I’ll go ahead and put this out there: I love shopping.
I know that this is not an uncommon thing for a woman to admit, actually it’s pretty cliche, but as I try to live a more meaningful life, especially a more mindful life, the idea of shopping just for the sake of shopping is hard to reconcile.
It’s really hard to come home with bags of stuff, be it bok choy, pickles, bread, and radishes one day, or nail polish, make up sponges, new shirts, and socks the next. All of these are things we “need” but not things we need.
I realize that to a certain extent, my shopping is a form of distraction. I go into a store with a list–usually this is a mental list, because those are easier to deviate from, hello! setting myself up for failure here!–and then I can go by the pen/notebook aisle “just to browse” or the makeup section to “see if anything strikes my fancy.” The quotes are not air quotes. No, they are more sinister than that. They are my weak consumerist self, talking to my good, mindful self. Somehow the florescent lights of The Big Red Store (that is so lovely) blind my mindful self; and instead of repeating my mental list like a mantra, I get lost in the colors of the bathing suits. Bathing suits! In February! Summer is coming! I should buy sunscreen! … and I scuttle back to the make up section.
But I know that this is not The Big Red Store’s fault. I do this at the grocery (“yea! pickles!”) and at the mall.

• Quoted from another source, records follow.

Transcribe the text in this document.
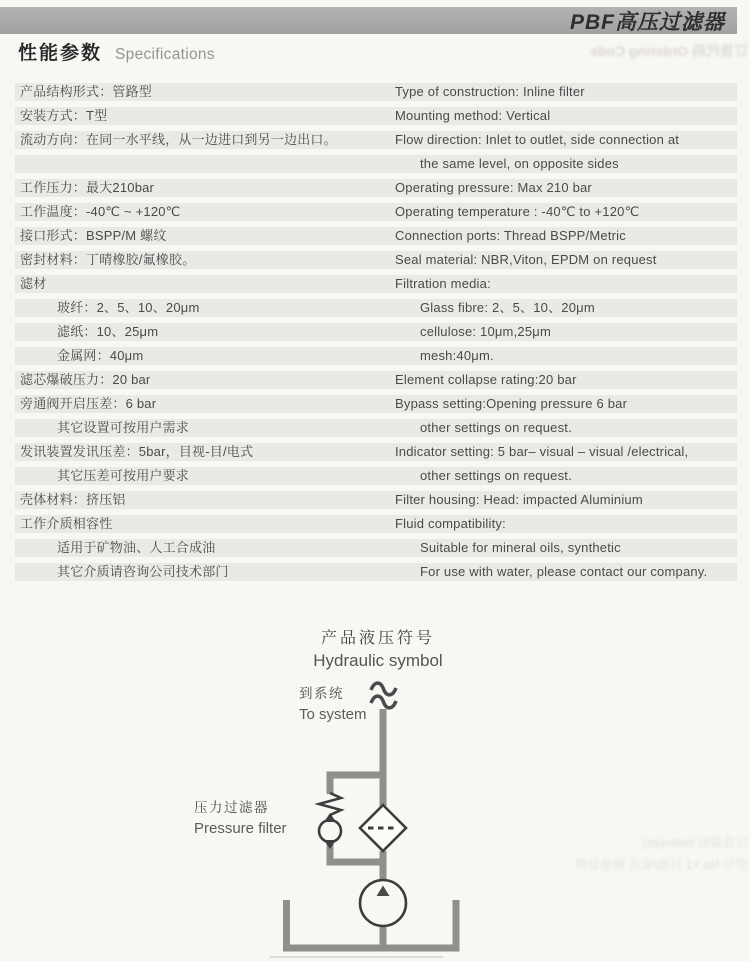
PBF高压过滤器
性能参数 Specifications	订货代码 Ordering Code
订货需知 Index(es)
型号 No.×1 目视/电式 规格说明
产品结构形式：管路型	Type of construction: Inline filter
安装方式：T型	Mounting method: Vertical
流动方向：在同一水平线，从一边进口到另一边出口。	Flow direction: Inlet to outlet, side connection at
the same level, on opposite sides
工作压力：最大210bar	Operating pressure: Max 210 bar
工作温度：-40℃ ~ +120℃	Operating temperature : -40℃ to +120℃
接口形式：BSPP/M 螺纹	Connection ports: Thread BSPP/Metric
密封材料：丁晴橡胶/氟橡胶。	Seal material: NBR,Viton, EPDM on request
滤材	Filtration media:
玻纤：2、5、10、20μm	Glass fibre: 2、5、10、20μm
滤纸：10、25μm	cellulose: 10μm,25μm
金属网：40μm	mesh:40μm.
滤芯爆破压力：20 bar	Element collapse rating:20 bar
旁通阀开启压差：6 bar	Bypass setting:Opening pressure 6 bar
其它设置可按用户需求	other settings on request.
发讯装置发讯压差：5bar，目视-目/电式	Indicator setting: 5 bar– visual – visual /electrical,
其它压差可按用户要求	other settings on request.
壳体材料：挤压铝	Filter housing: Head: impacted Aluminium
工作介质相容性	Fluid compatibility:
适用于矿物油、人工合成油	Suitable for mineral oils, synthetic
其它介质请咨询公司技术部门	For use with water, please contact our company.
产品液压符号
Hydraulic symbol
到系统
To system
压力过滤器
Pressure filter
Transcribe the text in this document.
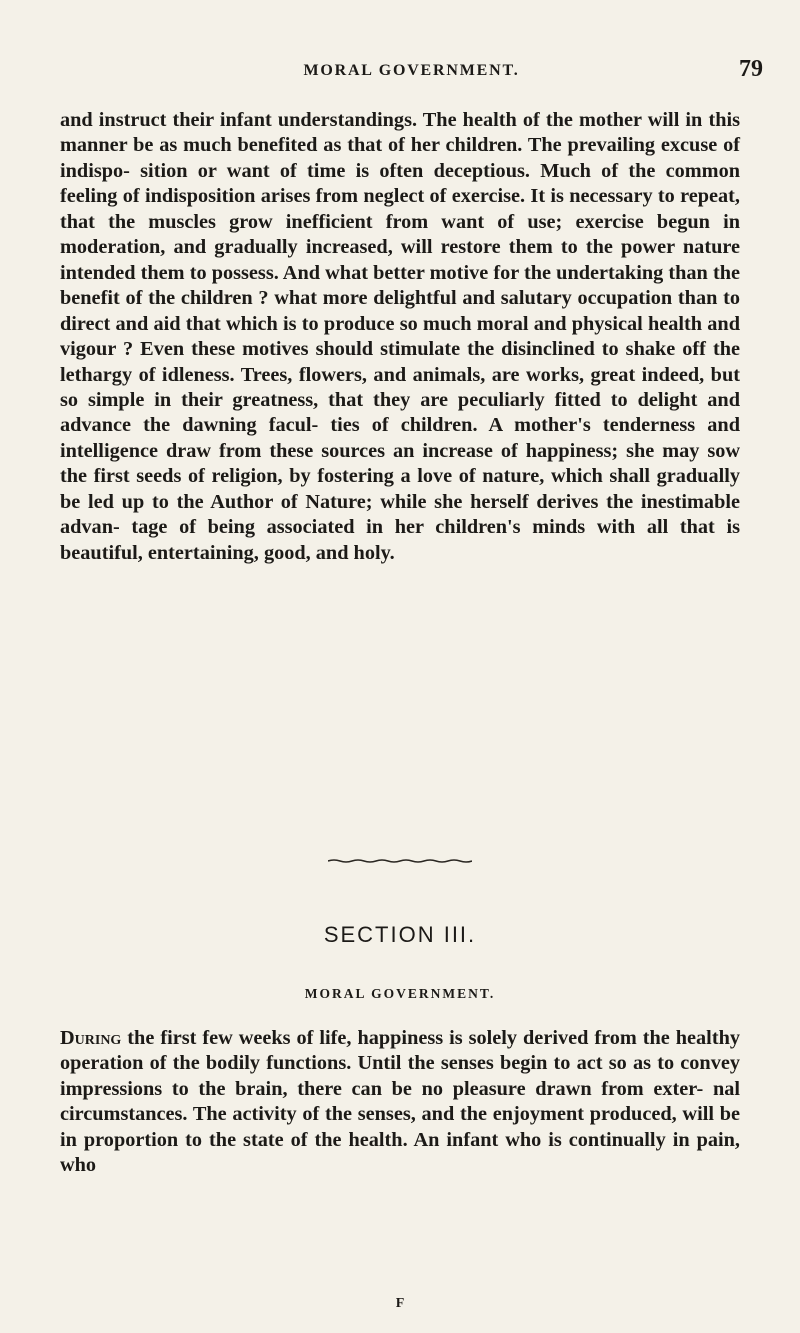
MORAL GOVERNMENT.	79

and instruct their infant understandings. The health of the mother will in this manner be as much benefited as that of her children. The prevailing excuse of indispo- sition or want of time is often deceptious. Much of the common feeling of indisposition arises from neglect of exercise. It is necessary to repeat, that the muscles grow inefficient from want of use; exercise begun in moderation, and gradually increased, will restore them to the power nature intended them to possess. And what better motive for the undertaking than the benefit of the children ? what more delightful and salutary occupation than to direct and aid that which is to produce so much moral and physical health and vigour ? Even these motives should stimulate the disinclined to shake off the lethargy of idleness. Trees, flowers, and animals, are works, great indeed, but so simple in their greatness, that they are peculiarly fitted to delight and advance the dawning facul- ties of children. A mother's tenderness and intelligence draw from these sources an increase of happiness; she may sow the first seeds of religion, by fostering a love of nature, which shall gradually be led up to the Author of Nature; while she herself derives the inestimable advan- tage of being associated in her children's minds with all that is beautiful, entertaining, good, and holy.

SECTION III.
MORAL GOVERNMENT.

During the first few weeks of life, happiness is solely derived from the healthy operation of the bodily functions. Until the senses begin to act so as to convey impressions to the brain, there can be no pleasure drawn from exter- nal circumstances. The activity of the senses, and the enjoyment produced, will be in proportion to the state of the health. An infant who is continually in pain, who

F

And today I got my tax return back. Oh man. Thanks Mom for getting it to me so quick, but now, once again, I am a kid with a bunch of cash burning a hole in my pocket. I know that I should just be good and put it all on my credit card, pay off the high interest debt, but who really wants to do that?
Especially when there are so many cool things to buy out there.
Decisions, Decisions. I know I will make a big honking payment on the credit card. I guess what I really want is to feel like I have thought things out. Just last night, I had a respectable amount of money in my bank account, and now, BOOM! tax return happy dance. Tomorrow it could be the property of my credit card company.
What’s sad about this is that I don’t take the same serious view of buying stuff (and junk and crud– which is really all it is, because it’s just clutter after all) as I do about paying off my credit card bill. I spend over 45 minutes this morning trying to figure out the best plan for paying off this bill, and eventually walked away. I NEVER walk out of that Red store empty handed. It’s a pretty rare trip that I spend less than $20 in there.
I guess it goes back to the immediate gratification: I know that buying a new nail polish will make me feel good for a little while, and it will make me feel good every time I put that nail polish on my nails I don’t know that paying off my debt in 10 months will make me feel good, or if I will actually be able to do it. It’s actually kind of scary to think that I may not be able to do it.
I guess I’m getting ahead of myself. Part of living in the present is letting the future take care of itself. Why should I worry about making payments 10 months down the road? Worry about today’s payment, today’s money, and today’s errands. Which reminds me, I have to hit The Big Red Store and pick up a hair dryer. Wish me luck!